As to where Ramey’s radar target (RAWIN) came from, it could have come from a large number of places, including from Fort Worth AAF itself. A RAWIN demonstration was carried out at the base 2 days later with a four-man crew, just like what happened the previous day at Alamogordo. This may have included the same guy Kevin ran into many years later (before he began investigating Roswell) saying he was a part of a balloon launching crew going around doing these demos to convince people that was what Roswell was about. See: www.roswellproof.com/FWSTJuly11.html
Ramey's weather officer Irving Newton (whom Ramey ordered to his office to definitively ID the weather balloon there for the press) was quoted in AP news stories saying they were used by 80 weather stations in the country and it could have come from any one of them. (When I spoke to Newton back in 2000, he was a big Roswell saucer skeptic, but also didn't think what he saw had anything to do with Mogul; it was just an ordinary weather balloon/RAWIN and came from somewhere else.) Here's another quote carried by Hearst paper wire service INS:
(Syracuse Herald-Journal)
"AN OFFICER [Newton probably] at the Fort Worth field said, 'about four a day go up from every Army weather station in the country' The spokesman added: 'This type of balloon is also used by many local weather stations.'"
I can't verify 80 stations used them, but I have been able to verify about a dozen, which I have documented here:
www.roswellproof.com/balloon_use.html
See also other RAWIN demonstrations right after Roswell with the common theme that this is what was causing the flying saucer sightings:
www.roswellproof.com/balloondemos.html
It was no secret that the military was running a saucer debunkery campaign after Ramey's weather balloon debunkery, as, e.g., stated in the opening sentence of United Press' main Roswell story July 9: "Reports of flying saucers whizzing through the sky fell off sharply today as the Army and Navy began a concentrated campaign to stop the rumors." More details of the balloon debunkery campaign at:
www.roswellproof.com/militarydebunk.html
[I believe this is also reflected at the end of the Ramey memo which I think reads that the CIC (Army counter-intelligence corp) was responsible for the infamous press release from Roswell that they had a flying disc and thought Ramey's “PR of weather balloons” would work better if they also used Navy and Army (“LAND”) RAWIN demonstration teams.]
Since this was the Army AIR FORCE, even if they had no RAWINS at Fort Worth, it would only take 2 or 3 hours to fly one in from some place close by that did have them (such as Alamogordo or Fort Sill).
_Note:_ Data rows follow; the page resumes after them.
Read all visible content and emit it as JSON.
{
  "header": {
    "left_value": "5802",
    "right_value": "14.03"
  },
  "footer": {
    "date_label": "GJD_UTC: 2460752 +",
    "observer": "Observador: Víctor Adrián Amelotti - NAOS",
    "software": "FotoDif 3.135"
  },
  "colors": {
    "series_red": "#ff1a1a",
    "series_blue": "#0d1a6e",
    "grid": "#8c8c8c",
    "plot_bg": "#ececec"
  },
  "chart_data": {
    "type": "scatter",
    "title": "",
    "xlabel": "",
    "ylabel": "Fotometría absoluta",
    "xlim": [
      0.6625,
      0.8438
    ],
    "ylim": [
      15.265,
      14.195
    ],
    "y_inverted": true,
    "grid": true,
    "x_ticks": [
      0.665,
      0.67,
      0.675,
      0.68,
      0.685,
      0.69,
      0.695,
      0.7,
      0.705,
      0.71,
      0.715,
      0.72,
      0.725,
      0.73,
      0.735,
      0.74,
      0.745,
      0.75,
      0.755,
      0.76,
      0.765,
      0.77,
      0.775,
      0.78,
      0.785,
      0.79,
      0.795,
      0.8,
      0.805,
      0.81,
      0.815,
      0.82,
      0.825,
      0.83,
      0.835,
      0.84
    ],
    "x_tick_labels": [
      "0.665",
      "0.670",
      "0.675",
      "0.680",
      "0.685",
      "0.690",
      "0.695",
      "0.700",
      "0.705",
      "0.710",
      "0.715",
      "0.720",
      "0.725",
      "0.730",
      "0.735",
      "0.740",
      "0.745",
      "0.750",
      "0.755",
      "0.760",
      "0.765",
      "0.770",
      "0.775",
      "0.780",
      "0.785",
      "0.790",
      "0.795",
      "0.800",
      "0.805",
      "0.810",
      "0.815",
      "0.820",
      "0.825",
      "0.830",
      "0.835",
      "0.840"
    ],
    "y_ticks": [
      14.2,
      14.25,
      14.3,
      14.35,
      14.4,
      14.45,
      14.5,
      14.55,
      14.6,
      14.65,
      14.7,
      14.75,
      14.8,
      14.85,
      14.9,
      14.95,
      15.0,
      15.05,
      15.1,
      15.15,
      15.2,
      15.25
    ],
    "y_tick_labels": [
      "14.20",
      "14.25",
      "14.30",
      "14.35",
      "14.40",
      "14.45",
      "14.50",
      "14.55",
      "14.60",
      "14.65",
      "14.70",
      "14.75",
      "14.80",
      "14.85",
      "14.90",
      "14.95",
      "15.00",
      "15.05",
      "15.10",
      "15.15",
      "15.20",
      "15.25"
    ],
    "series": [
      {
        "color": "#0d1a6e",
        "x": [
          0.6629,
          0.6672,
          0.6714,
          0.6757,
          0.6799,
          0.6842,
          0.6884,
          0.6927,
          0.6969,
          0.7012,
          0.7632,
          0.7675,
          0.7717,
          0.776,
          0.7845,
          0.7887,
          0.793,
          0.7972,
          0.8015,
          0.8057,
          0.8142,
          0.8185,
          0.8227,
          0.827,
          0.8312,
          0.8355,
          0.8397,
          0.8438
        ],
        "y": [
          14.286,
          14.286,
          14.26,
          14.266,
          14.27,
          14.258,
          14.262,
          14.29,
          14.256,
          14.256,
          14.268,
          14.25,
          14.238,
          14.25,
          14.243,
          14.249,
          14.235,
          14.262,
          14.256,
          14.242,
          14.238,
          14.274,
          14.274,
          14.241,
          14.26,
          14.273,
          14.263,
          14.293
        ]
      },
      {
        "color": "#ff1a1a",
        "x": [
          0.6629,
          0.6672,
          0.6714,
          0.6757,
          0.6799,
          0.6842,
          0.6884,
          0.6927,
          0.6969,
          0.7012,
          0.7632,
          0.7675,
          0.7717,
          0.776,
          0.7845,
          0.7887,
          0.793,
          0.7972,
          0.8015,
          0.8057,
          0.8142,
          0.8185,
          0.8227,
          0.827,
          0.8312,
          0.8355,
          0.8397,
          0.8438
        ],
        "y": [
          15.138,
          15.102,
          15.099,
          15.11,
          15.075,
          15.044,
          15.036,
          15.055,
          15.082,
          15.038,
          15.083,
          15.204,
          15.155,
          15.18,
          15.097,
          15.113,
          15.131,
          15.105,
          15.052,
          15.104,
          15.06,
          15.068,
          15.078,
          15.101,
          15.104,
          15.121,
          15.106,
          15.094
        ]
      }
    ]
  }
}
Ironically I think it could even have come from Roswell on Marcel's plane along with the real debris he recovered from the field. Roswell's 1st Air Transport Unit ("Green Hornets") ran the air supply line during Operation Crossroads the previous year (Bikini Island A-bomb tests), which made extensive use of the RAWINS. I wouldn't be surprised if there were still some left over at Roswell from the tests, but this is just speculation.